A 15 de Agosto de 1534, todos se dirigiram a este santuário, onde os primeiros apóstolos dos Gauleses tinham recebido a morte em testemunho da fé que ali vieram trazer. Pedro Fabro, o único que era sacerdote, celebrou a santa missa. Antes da comunhão voltou-se para os seus irmãos, tendo nas mãos o corpo de Nosso Senhor, e todos, um após outro pronunciaram, em face da Hóstia adorável, a fórmula dos seus votos de castidade perpétua, de pobreza voluntária, e de viagem apostólica à Terra Santa ou abandono à disposição do Sumo Pontífice para maior glória de Deus. Comprometeram-se, além disso, a não aceitar nenhuma dignidade eclesiástica, e a não receberem gratificação por nenhuma das funções do seu santo ministério.

Depois destas promessas, todos comungaram com -tanto fervor e tão doce consolação, que Simão Rodrigues, trinta anos depois, afirmava não ter nunca experimentado felicidade comparável àquela que se seguiu ao seu primeiro compromisso em Montmartre.

Os novos apóstolos sentiam-se tão felizes que não se podiam separar depois desta grande e solene ação; tinham necessidade de se verem, de se felicitarem mutuamente, de gozarem juntos da sua felicidade comum. Corria uma pequena fonte, límpida e fresca, ao sopé da colina; desceram, rodearam-na, tomaram uma pequena refeição e combinaram o que deviam fazer. Alguns deles não tinham terminado os seus estudos teológicos, era preciso terminá-los e resolveram que o seu voto de pobreza não seria obrigatório exteriormente senão depois destes estudos. Até então, continuaria a guardar-se segredo sobre a associação que acabava de formar-se.

Decidiu-se em seguida que, no dia 25 de janeiro de 1536, partiriam para Veneza, de onde embarcariam para a Palestina, a não ser que os corsários inimigos fossem um obstáculo invencível à viagem. Entretanto reunir-se-iam frequentes vezes, ora em casa duns, ora em casa doutros, tomariam juntos uma refeição muito frugal, conversariam sobre assuntos espirituais, e conservariam entre si uma terna caridade, que os uniria de maneira que não houvesse entre eles senão um só coração e uma só alma. Inácio recomendou-lhes que se aproximassem dos sacramentos todos os domingos e dias santificados, e que renovassem os seus votos todos os anos, em igual dia, no mesmo sítio:

Combinado tudo isto, os amigos abraçaram-se cordialmente e separaram-se.
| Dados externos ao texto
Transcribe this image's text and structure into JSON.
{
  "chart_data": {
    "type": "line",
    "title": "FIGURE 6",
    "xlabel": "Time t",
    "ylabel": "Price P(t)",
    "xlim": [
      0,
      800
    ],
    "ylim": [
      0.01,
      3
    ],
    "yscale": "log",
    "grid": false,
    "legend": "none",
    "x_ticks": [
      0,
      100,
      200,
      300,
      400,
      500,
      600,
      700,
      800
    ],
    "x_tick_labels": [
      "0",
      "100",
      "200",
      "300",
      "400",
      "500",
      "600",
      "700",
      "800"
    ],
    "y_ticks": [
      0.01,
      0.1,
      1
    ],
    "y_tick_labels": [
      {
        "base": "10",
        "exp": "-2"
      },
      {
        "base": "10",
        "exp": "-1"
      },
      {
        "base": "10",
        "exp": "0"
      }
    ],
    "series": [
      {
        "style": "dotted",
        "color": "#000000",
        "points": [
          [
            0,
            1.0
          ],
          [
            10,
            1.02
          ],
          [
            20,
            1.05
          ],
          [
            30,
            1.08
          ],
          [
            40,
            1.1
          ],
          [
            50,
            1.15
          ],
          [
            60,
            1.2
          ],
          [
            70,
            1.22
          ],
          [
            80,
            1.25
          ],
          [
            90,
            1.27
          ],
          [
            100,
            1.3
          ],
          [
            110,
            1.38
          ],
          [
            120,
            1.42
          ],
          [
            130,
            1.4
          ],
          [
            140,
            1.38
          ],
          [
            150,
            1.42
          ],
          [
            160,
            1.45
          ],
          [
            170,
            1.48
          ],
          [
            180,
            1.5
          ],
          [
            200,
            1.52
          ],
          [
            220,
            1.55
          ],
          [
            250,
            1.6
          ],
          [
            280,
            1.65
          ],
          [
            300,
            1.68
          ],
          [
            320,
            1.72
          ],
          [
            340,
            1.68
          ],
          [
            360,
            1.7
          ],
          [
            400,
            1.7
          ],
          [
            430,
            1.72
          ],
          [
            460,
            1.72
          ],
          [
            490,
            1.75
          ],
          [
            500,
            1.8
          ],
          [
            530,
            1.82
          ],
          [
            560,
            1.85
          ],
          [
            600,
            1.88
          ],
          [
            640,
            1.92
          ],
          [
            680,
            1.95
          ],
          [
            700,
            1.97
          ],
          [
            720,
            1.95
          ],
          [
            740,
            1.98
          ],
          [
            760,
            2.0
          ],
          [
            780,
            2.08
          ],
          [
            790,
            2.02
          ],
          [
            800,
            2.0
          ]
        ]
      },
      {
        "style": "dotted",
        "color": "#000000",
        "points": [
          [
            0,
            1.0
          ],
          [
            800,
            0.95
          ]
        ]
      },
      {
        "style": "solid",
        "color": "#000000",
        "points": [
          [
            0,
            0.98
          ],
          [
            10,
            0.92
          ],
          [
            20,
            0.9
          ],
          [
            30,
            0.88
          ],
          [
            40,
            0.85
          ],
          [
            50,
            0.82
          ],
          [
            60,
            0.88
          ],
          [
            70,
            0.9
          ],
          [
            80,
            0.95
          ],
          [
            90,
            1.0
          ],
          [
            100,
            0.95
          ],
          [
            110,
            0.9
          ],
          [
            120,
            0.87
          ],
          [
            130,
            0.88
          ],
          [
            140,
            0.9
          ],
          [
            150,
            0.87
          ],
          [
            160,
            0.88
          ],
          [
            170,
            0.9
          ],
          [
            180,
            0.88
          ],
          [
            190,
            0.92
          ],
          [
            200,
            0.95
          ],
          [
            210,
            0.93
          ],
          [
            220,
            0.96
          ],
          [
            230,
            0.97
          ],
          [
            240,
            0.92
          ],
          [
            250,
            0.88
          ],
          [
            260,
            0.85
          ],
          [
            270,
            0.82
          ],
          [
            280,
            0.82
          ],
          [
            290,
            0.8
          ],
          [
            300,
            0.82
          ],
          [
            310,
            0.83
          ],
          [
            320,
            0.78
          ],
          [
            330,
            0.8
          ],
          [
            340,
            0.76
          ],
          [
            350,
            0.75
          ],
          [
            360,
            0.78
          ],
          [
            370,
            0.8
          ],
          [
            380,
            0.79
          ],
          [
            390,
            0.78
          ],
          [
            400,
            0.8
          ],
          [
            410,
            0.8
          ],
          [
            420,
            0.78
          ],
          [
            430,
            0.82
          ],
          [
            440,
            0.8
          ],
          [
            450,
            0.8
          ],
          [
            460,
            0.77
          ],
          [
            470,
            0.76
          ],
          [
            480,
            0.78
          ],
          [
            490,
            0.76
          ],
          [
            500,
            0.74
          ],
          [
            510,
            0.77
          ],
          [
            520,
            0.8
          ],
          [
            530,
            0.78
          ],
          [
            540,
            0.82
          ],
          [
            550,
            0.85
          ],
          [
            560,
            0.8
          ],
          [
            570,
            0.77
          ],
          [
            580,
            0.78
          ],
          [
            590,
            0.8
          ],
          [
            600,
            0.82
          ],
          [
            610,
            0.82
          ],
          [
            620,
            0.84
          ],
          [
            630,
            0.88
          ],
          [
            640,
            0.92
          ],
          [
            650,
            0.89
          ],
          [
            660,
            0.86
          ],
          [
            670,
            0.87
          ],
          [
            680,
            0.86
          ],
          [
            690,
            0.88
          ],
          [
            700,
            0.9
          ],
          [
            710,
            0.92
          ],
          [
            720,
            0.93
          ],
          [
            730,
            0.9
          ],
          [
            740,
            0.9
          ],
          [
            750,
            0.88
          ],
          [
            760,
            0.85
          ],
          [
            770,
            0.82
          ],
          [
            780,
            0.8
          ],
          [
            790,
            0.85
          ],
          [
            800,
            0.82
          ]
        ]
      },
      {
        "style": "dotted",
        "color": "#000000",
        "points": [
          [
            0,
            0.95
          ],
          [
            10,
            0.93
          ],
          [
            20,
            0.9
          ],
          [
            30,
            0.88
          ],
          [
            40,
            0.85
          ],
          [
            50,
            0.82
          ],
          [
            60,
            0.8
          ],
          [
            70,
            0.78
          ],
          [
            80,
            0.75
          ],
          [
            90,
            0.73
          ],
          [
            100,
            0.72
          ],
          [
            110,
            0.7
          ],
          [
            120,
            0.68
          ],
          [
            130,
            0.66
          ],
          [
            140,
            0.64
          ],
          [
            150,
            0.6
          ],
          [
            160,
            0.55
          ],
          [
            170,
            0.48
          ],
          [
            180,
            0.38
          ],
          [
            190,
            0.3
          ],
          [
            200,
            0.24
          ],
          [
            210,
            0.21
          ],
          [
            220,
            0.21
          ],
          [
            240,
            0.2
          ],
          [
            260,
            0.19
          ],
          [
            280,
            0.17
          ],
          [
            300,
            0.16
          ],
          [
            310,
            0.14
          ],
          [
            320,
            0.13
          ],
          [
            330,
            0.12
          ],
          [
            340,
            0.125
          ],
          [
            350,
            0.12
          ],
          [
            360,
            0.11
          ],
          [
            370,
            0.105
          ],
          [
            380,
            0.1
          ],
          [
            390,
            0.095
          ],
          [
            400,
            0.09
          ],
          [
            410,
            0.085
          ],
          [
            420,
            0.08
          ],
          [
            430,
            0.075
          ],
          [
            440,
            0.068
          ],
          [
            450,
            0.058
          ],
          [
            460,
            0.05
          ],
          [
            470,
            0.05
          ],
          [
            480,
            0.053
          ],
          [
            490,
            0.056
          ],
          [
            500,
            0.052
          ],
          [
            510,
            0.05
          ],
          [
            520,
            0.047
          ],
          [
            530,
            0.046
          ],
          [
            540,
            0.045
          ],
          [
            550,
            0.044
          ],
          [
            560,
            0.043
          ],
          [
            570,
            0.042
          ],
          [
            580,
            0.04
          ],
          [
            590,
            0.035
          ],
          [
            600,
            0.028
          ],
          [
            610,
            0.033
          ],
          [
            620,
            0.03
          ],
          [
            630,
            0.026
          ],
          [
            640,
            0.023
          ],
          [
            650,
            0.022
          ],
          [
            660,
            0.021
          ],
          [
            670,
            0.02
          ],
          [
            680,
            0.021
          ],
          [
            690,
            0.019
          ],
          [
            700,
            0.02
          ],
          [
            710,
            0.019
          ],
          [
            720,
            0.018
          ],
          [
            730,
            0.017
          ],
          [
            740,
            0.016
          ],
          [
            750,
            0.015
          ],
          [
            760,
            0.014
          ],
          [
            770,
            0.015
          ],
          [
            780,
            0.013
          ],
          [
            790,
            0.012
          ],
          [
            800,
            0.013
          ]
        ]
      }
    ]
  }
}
Tinha nascido a Companhia de Jesus.

Naquele mesmo ano de 1534, Henrique VIII, rei de Inglaterra publicava um edito, declarando culpado de crime capital, e dignos de morte, os súditos que não riscassem o título de soberano pontífice de qualquer livro ou escrito em que o encontrassem.

Ao mesmo tempo, Calvino enviava os seus emissários a todas as universidades de França para inocular nelas o veneno da heresia.

No momento em que vemos aparecer os primeiros apóstolos, que deviam ser os mais temíveis adversários desta nova heresia, começava ela a fazer estragos, com um resultado deplorável, entre os estudantes dos colégios de Paris.